China’s engagement and influence in Latin America and the Caribbean (LAC) have grown with the expansion of the Belt and Road Initiative into the region. Increased American attention suggests changes in a complex triangular relationship. What is China’s ambition in the region? What would LAC countries stand to gain from more robust partnerships with China? Will they feel pressure to choose between China and the United States?

In a conversation moderated by Xiaoyu Pu on August 12, 2022, Álvaro Méndez and Margaret Myers discuss China’s growing involvement in LAC and its implications for the United States.

Speakers

Álvaro Méndez

Álvaro Méndez is a senior research fellow at the London School of Economics and Political Science (LSE) and the co-director of the Global South Unit at LSE-IDEAS. He also is an adjunct professor at Sciences Po Paris and Fudan University, as well as an associate fellow of the Geneva Centre for Security Policy. Professor Mendez is the author, co-author, or editor of six books: Nuevas Relaciones Diplomáticas entre Panamá y China (2021); The Political Economy of China–Latin America Relations (2020); New Development Assistance: Emerging Economies and the New Landscape of Development Assistance (2020); La Conexión China en la Política Exterior del Perú (2019); The China-Latin America Axis (2018); and Colombian Agency and the Making of US Foreign Policy (2017). China and Latin America: Development, Agency, and Geopolitics (with Chris Alden) is forthcoming. He has also published articles in a variety of scholarly journals.

Margaret Myers

Margaret Myers is director of the Asia and Latin America Program at the Inter-American Dialogue. She has published extensively on China’s relations with the Latin America and Caribbean region, including two co-edited volumes, The Political Economy of China-Latin America Relations and The Changing Currents of Trans-Pacific Integration: China, the TPP, and Beyond. Ms. Myers has testified before the U.S. House of Representatives and Senate and is regularly featured in major domestic and international media. She is an adjunct professor at Georgetown University, George Washington University, and the Johns Hopkins School of Advanced International Studies.

Ms. Myers was previously a Latin America and China analyst at the U.S. Department of Defense, a Council on Foreign Relations term member, recipient of the Freeman Fellowship for China studies, and a Fulbright Specialist, researching China-Colombia relations in Bogotá. Ms. Myers will begin a fellowship at the Woodrow Wilson Center in fall 2022.

Moderator

Xiaoyu Pu

Xiaoyu Pu is an associate professor of political science at the University of Nevada, Reno. His teaching and research focus on Chinese foreign policy, East Asian politics, emerging world powers (BRICS), and international relations theory. He is also a non-resident senior fellow at the Inter-American Dialogue in Washington, D.C.
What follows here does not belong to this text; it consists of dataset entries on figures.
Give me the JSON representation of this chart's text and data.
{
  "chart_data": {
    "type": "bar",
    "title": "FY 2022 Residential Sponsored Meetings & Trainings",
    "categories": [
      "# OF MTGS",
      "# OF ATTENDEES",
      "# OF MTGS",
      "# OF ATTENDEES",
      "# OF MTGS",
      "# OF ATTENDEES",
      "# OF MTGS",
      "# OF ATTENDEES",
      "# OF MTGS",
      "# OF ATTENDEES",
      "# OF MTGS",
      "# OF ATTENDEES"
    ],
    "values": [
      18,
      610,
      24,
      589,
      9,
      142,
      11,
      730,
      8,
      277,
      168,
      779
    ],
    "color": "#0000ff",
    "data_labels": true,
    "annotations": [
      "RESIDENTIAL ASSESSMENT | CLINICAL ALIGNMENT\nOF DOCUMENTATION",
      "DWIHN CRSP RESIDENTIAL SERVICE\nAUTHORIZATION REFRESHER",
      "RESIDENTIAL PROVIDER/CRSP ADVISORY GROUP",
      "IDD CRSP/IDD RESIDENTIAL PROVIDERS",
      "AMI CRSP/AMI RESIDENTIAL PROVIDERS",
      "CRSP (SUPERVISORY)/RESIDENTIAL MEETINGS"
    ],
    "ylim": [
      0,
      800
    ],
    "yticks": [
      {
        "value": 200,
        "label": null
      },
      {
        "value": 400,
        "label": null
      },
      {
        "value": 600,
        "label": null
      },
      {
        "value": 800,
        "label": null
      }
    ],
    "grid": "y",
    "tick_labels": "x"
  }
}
Dr. Pu was born and raised in Sichuan. He received his bachelor’s and master’s degrees in political science from Nankai University in Tianjin. After moving to the United States, he got another master’s from Kent State University and his doctorate in political science from The Ohio State University. He was a postdoctoral fellow in the Princeton-Harvard China and the World Program at Princeton University and later was a Stanton Fellow at Fundação Getulio Vargas in Brazil. Dr. Pu is a Public Intellectuals Program fellow at the National Committee on U.S.-China Relations.